In a series of moves that I am not able to take up explicitly (hopefully this can be our task, our problem, our project that we take up in class) he comes to an important conclusion:
Although the innumerable structural differences that separate one ‘species’ from another should make us vigilant about any discourse on animality or bestiality in general, one can say that animals have a very significant relation to death, to murder, and to war even if they have neither a relation to death nor to the ‘name’ of death as such,, nor by the same token, to the other as such. But neither does man, that is precisely the point. (76)
I would like to explore how Derrida arrives at this remarkable conclusion, which also has implications for Heidegger’s claim that death is “my ownmost possibility”—that it is the most “proper” possibility. This claim of Heidegger is important because his claim is that it is death that individualizes me as me: “The non-relational character of death, as understood in anticipation, individualizes Dasein down to itself. This individualizing is a way in which the ‘there’ is disclosed for existence” (308). The key is that for Heidegger death individualizes non-relationally and Derrida is exposing that indeed, death cannot individualize “non-relationally.”

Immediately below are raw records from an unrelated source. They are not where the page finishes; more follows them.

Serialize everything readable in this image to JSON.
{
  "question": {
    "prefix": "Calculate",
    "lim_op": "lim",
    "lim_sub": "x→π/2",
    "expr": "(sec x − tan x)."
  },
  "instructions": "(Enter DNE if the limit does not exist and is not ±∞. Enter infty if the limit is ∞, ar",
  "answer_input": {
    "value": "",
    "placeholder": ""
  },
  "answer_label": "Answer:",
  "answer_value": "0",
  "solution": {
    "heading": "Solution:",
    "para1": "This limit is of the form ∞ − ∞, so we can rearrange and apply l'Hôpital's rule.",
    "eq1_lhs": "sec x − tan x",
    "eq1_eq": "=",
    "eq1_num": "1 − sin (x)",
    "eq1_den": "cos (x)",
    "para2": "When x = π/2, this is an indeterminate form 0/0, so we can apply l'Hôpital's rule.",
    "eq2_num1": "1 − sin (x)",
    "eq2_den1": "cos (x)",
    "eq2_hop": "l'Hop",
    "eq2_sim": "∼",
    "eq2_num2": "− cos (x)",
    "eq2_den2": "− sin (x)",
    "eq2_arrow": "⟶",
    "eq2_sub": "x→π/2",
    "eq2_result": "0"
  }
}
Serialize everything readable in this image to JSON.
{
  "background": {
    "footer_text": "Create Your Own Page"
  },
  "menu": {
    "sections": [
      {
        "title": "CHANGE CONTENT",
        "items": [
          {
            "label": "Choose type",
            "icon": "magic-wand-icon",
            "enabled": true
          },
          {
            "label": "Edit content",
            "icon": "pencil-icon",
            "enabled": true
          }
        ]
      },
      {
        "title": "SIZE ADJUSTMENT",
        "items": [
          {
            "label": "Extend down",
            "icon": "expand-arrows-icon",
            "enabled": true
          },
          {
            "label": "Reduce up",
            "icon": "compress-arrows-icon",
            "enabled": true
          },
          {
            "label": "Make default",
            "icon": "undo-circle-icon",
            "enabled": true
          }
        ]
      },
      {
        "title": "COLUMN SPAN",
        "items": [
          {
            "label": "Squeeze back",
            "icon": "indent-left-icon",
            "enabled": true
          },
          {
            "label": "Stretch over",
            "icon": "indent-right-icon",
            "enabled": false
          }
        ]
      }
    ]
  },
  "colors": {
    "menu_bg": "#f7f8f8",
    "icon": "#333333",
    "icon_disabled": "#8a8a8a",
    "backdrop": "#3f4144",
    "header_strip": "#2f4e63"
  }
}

Derrida concludes, rather, echoing statements in his “Deaths of Roland Barthes,” that “the death of the other, this death of the other in ‘me’, is fundamentally the only death that is named in the syntagm ‘my death,’ with all the consequences that one can draw from this” (Derrida 76). If we agree with Derrida here, we can answer at least to a certain extent Derrida’s earlier question: “What if there was no other concept of time than the one that Heidegger calls “vulgar” [. . .] What if it was the same for death, for a vulgar concept of death?” (Derrida 14). The ‘vulgar’ concept of death is the death of the other, the “one dies,” which Heidegger says is inauthentic. Heidegger wants to maintain that there is a certainty of death from one’s own death (which individualizes) rather than merely certain of death because of the other’s dying. And can we even be certain of that?
PS:
A question we might explore is why Derrida invokes the name “Marrano” toward the ‘end’ of Derrida’s text: “Let us figuratively call Marrano anyone who remains faithful to a secret that he has not chosen” (81). Historically, as Derrida writes, “it is said that the history of the Marranos has just come to an end with the declaration by the Spanish court [in 1992]. You can believe that if you want to.” (77). The Marranos, according to the ever-useful Wikipedia refers to a Jewish people who publicly convert to Catholicism while secretly practicing their own rites—what are we to make of this odd reference? This intrusion of the question of religion, “the Jewish question,” in a discourse on Heidegger and the history of death, the religious culture that existential analysis tries to distinguish itself from [on “this side” rather than metaphysical speculation]: “What is analysis witness to? Well, precisely to that from which it demarcates itself, here mainly from the culture characterized by the so-called religions of the Book” (80).
[1] I personally love how the most recent translation of Sein Und Zeit tries to escape these Christian connotations of Maquerrie and Robinson’s translation (who, we should add, are theologians) and of Heidegger’s discourse by translating “Verfallen” as “falling prey” to rather than simply “falling.”